Souveraineté numérique : les ministères sommés de réduire leurs dépendances
Le gouvernement demande à chaque ministère de formaliser d’ici l’automne un plan de réduction de ses dépendances extra-européennes. Une « rencontre » avec les acteurs du privé est prévue en juin pour concrétiser des « coalitions inédites ».
Ils ont jusqu’à l’automne. Sinon… sinon, on ne sait pas trop. Toujours est-il que chaque ministère va devoir formaliser un plan pour réduire ses dépendances aux outils américains.
L'invitation a été officialisée lors d’un séminaire interministériel sur le sujet, organisé le 8 avril, à l’initiative du Premier ministre.

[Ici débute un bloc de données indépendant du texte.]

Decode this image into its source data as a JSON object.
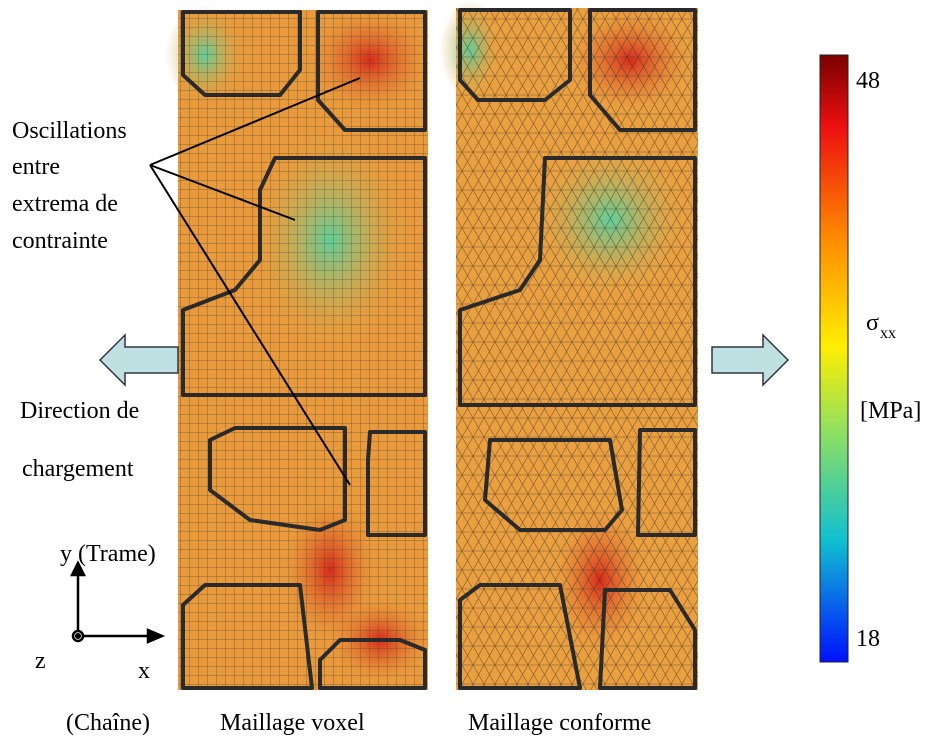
{
  "annotation": {
    "lines": [
      "Oscillations",
      "entre",
      "extrema de",
      "contrainte"
    ]
  },
  "loading": {
    "lines": [
      "Direction de",
      "chargement"
    ]
  },
  "axes": {
    "y_label": "y (Trame)",
    "z_label": "z",
    "x_label": "x",
    "x_note": "(Chaîne)"
  },
  "captions": {
    "left": "Maillage voxel",
    "right": "Maillage conforme"
  },
  "colorbar": {
    "max": "48",
    "min": "18",
    "symbol": "σ",
    "subscript": "xx",
    "unit": "[MPa]"
  }
}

Les plans pour retrouver un peu de souveraineté numérique devront couvrir les postes de travail, les outils collaboratifs, les antivirus, l’intelligence artificielle, les bases de données, la virtualisation et les équipements réseau.
La cartographie des dépendances réalisée par la DAE complétera ces premiers retours. Les objectifs chiffrés de réduction avec un calendrier clair seront ensuite fixés en tenant compte du travail de la DGE sur la définition d’un service numérique européen.
La DINUM abandonne Windows
La DINUM coordonnera l’ensemble de cette démarche. La DINUM qui, de son côté, annonce qu’elle va sortir de Windows au profit de Linux pour ses postes de travail.
Des projets sont déjà en cours. La Caisse Nationale d’Assurance Maladie a par exemple engagé la migration de ses 80 000 agents vers des outils du socle numérique interministériel de LaSuite – Tchap, Visio et FranceTransfert.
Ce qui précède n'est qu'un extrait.